Not alone. Kara Keough opened up about grieving her late son, McCoy, and encouraged other women to share their own stories as a way of healing.
In a powerful essay posted to Good Morning America‘s website on Thursday, October 15, the Real Housewives of Orange County alum, 31, admitted that she was still in deep pain over losing her child six months earlier. Keough revealed in April that her baby boy died during childbirth after experiencing “shoulder dystocia and a compressed umbilical cord.” She also shares 4-year-old daughter Decker with her husband, Kyle Bosworth.

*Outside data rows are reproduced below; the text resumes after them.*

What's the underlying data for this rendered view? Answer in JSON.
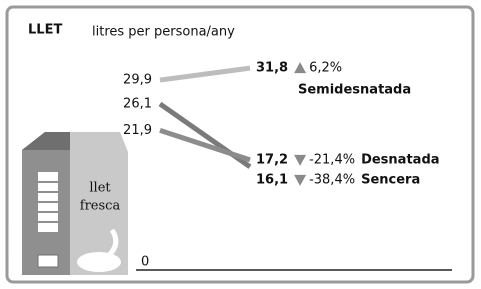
{
  "chart_data": {
    "type": "slope",
    "title": "LLET",
    "subtitle": "litres per persona/any",
    "ylim": [
      0,
      35
    ],
    "yticks": [
      0
    ],
    "illustration_text": [
      "llet",
      "fresca"
    ],
    "series": [
      {
        "name": "Semidesnatada",
        "color": "#bdbdbd",
        "values": [
          29.9,
          31.8
        ],
        "value_labels": [
          "29,9",
          "31,8"
        ],
        "change": 6.2,
        "change_label": "6,2%"
      },
      {
        "name": "Sencera",
        "color": "#7a7a7a",
        "values": [
          26.1,
          16.1
        ],
        "value_labels": [
          "26,1",
          "16,1"
        ],
        "change": -38.4,
        "change_label": "-38,4%"
      },
      {
        "name": "Desnatada",
        "color": "#8c8c8c",
        "values": [
          21.9,
          17.2
        ],
        "value_labels": [
          "21,9",
          "17,2"
        ],
        "change": -21.4,
        "change_label": "-21,4%"
      }
    ]
  }
}
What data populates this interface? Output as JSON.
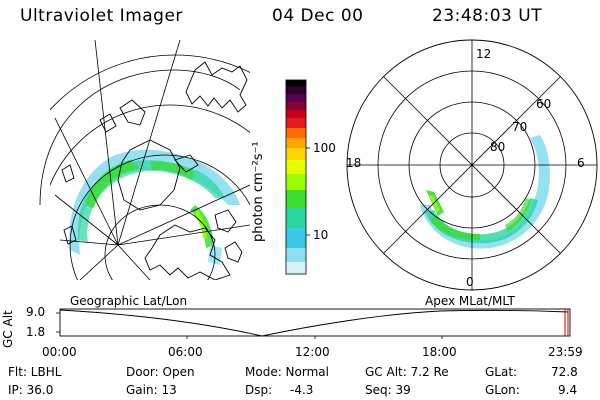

“To My Fellow Loss Mom,” Keough wrote on Thursday. “I wish there was something else I could call you, something else I could call myself. ‘Angel Mom’ feels too fluffy, and ‘Bereaved Mother’ sounds like we should be wearing black lace and howling on our knees in a stone church somewhere. Don’t get me wrong, we’re absolutely still howling. But we’re doing it in yoga pants. Lululemons just do a better job of hiding our postpartum bellies and helping us avoid questions like, ‘When are you due?’ or worse, “How’s the baby?!'”
After facing such an unimaginable loss, Keough felt like seeing “the rest of the world” still “spinning” was “a personal attack.” While others celebrate their baby showers, weddings and more, she sits “one trigger away from racing back to that worst moment” in the hospital. Keough’s loss placed her within a new community of women who are left asking themselves “the desperate plea: How could I have saved my baby?”
“We blame ourselves, not because we did anything to harm our children, but because we’re their mothers, and protecting them is our most sacred duty,” she continued. “People say the wrong things and people say right things that feel wrong. … Talk of ‘God’s plan,’ ‘your strength,’ and the ‘I haven’t stopped crying for you’ are right things that feel wrong. Some days the right thing is a friend pulling you out of bed and handing you a cup of coffee. Other days, the right thing is just staying in bed and feeling it all.”
Shortly after losing their son, Keough told Us Weekly exclusively that she and her husband, 33, “joined a support group” for bereaved parents. “We are doing our best to make McCoy’s legacy a positive one, despite the nightmare we’re living,” she explained at the time. As more time passes, Keough wrote on Thursday, the gap in her heart has started “feeling less like a gaping hole and more like an invisible fullness.”
The California native, whose mother is Jeana Keough, has been comforted by the fact that she doesn’t have to suffer alone. Though the hours since McCoy’s death have been “jumbled,” Kara has learned that “grief can be an incredible gift” as she’s continued to share her story.
“Every day, every minute, another mother joins us in this club. It’s a club no one wants to be a part of, but the love and compassion within it are unlike any other,” she wrote. “The instant bond that ignites between two women when we sit together in this pain is almost spiritual. … We ask ourselves, ‘Where are we supposed to put all this love, all this love that we had reserved for them?’ The answer becomes so clear: all around us, of course, and into them, still. Most importantly — and with no hesitations — we must put the love back into ourselves once again.”
One week before publishing her inspiring message, Kara marked six months since her family’s tragedy with a lengthy Instagram tribute to her son.
“Missing you something terrible doesn’t have to be the only way to miss you,” she captioned a black-and-white photo of herself cradling her baby. “I want to miss you wonderfully. As in, full of wonder.”